Health policy should run that extra mile in a 'fast food nation'

Along with launching schemes focusing on specific diseases, the government should take a holistic approach to the country's health scenario

sonal

Sonal Matharu | July 9, 2010




I will soon see another Rs 1230.90 crore, a part of which is paid by me and many like me, made into giant posters and glossy banners which will be visible in all the metro trains and stations, under the government’s National Programme for Prevention and Control of Cancer, Diabetes, Cardiovascular Diseases and Stroke (NPCDCS). Our population is growing, and it is growing fatter. But will telling these men and women with paunches that they should eat healthy and exercise more help at all if we continue selling veg-burgers with mayonnaise dripping from the sides and hot potato patties laced with fat inside these very metro stations?

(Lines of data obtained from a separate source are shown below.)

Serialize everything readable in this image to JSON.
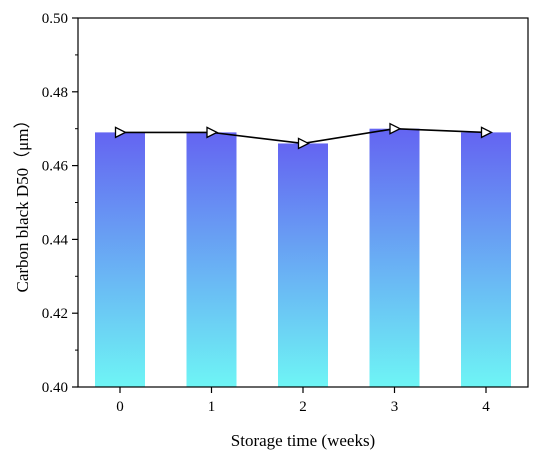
{
  "chart_data": {
    "type": "bar",
    "title": "",
    "xlabel": "Storage time (weeks)",
    "ylabel": "Carbon black D50（μm）",
    "categories": [
      "0",
      "1",
      "2",
      "3",
      "4"
    ],
    "ylim": [
      0.4,
      0.5
    ],
    "yticks": [
      "0.40",
      "0.42",
      "0.44",
      "0.46",
      "0.48",
      "0.50"
    ],
    "grid": false,
    "legend": "none",
    "series": [
      {
        "kind": "bar",
        "values": [
          0.469,
          0.469,
          0.466,
          0.47,
          0.469
        ],
        "gradient_top": "#6464f2",
        "gradient_bottom": "#6ef5f5"
      },
      {
        "kind": "line",
        "values": [
          0.469,
          0.469,
          0.466,
          0.47,
          0.469
        ],
        "color": "#000000",
        "marker": "right-triangle"
      }
    ]
  }
}
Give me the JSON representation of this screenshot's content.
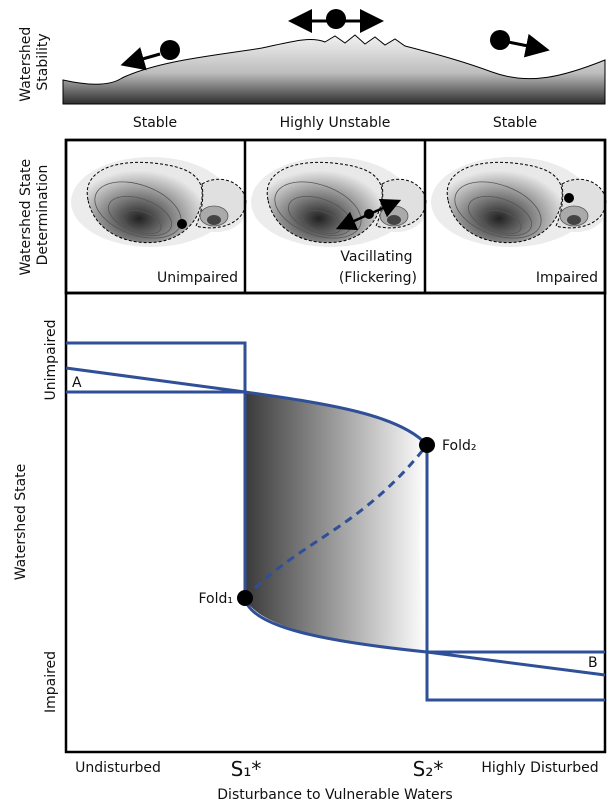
{
  "stability": {
    "label": [
      "Watershed",
      "Stability"
    ],
    "regions": [
      "Stable",
      "Highly Unstable",
      "Stable"
    ]
  },
  "determination": {
    "label": [
      "Watershed State",
      "Determination"
    ],
    "panels": [
      [
        "Unimpaired"
      ],
      [
        "Vacillating",
        "(Flickering)"
      ],
      [
        "Impaired"
      ]
    ]
  },
  "diagram": {
    "y_label": "Watershed State",
    "y_top": "Unimpaired",
    "y_bottom": "Impaired",
    "point_a": "A",
    "point_b": "B",
    "fold1": "Fold₁",
    "fold2": "Fold₂",
    "x_labels": [
      "Undisturbed",
      "S₁*",
      "S₂*",
      "Highly Disturbed"
    ],
    "x_label": "Disturbance to Vulnerable Waters"
  }
}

Non communicable diseases are spreading like wild fire in India. And it goes beyond the urban middle class. People are dying in villages because of these diseases as well. According to a WHO report, by 2020, India will have the highest number of deaths in the world due to cardiovascular diseases. We are already the diabetes capital of the world. Well, reading these statistics and at the same time watching kids gobble on cheesy pizzas - with cheese on top, on the sides and even in the crust – and gulping gallons of fizzy drinks, wouldn’t surprise me much if we jump a few years ahead of the year predicted by the WHO.

Health doesn’t mean making more hospitals. Health doesn’t mean producing more doctors. It is one subject which cannot work in isolation unless it takes food, nutrition and sanitation under its purview. A recent article in The Guardian by an award winning author, journalist, and campaigner, Michael Pollan, tells us that “fat-free” foods doesn’t necessarily mean its non-fattening. Pollan notes, “Since Americans began producing low-fat food products, they have been consuming up to 500 extra calories a day.” He adds that people who follow a “western diet” (defined as: lots of everything except vegetables, fruits and whole grains) tend to suffer from western ailments: obesity, type 2 diabetes, cardiovascular disease and cancer. And the second point he mentions is that people who eat more traditional diets - including those of certain indigenous peoples - that, by the lights of western food science, might be considered way too high-fat, high-carb or high-protein do not tend to suffer from these diseases.

In India, we see a reverse trend. Pastas and varieties of breads now substitute chapattis and rice. We mistake packed fruit juices to substitute the nutrients we get from fruits. There is absolutely no regulation on what we produce, what we sell and what we eat in this country. Then one fine day, when we realise that the people who contribute to our GDP are dying before they should, we start panicking! The civil society starts pointing fingers at the government’s unpreparedness. The government sees the hospitals’ unpreparedness in tackling such a menace.

To shut all mouths, we have one solution that fits all, in all given circumstances: a National Programme!!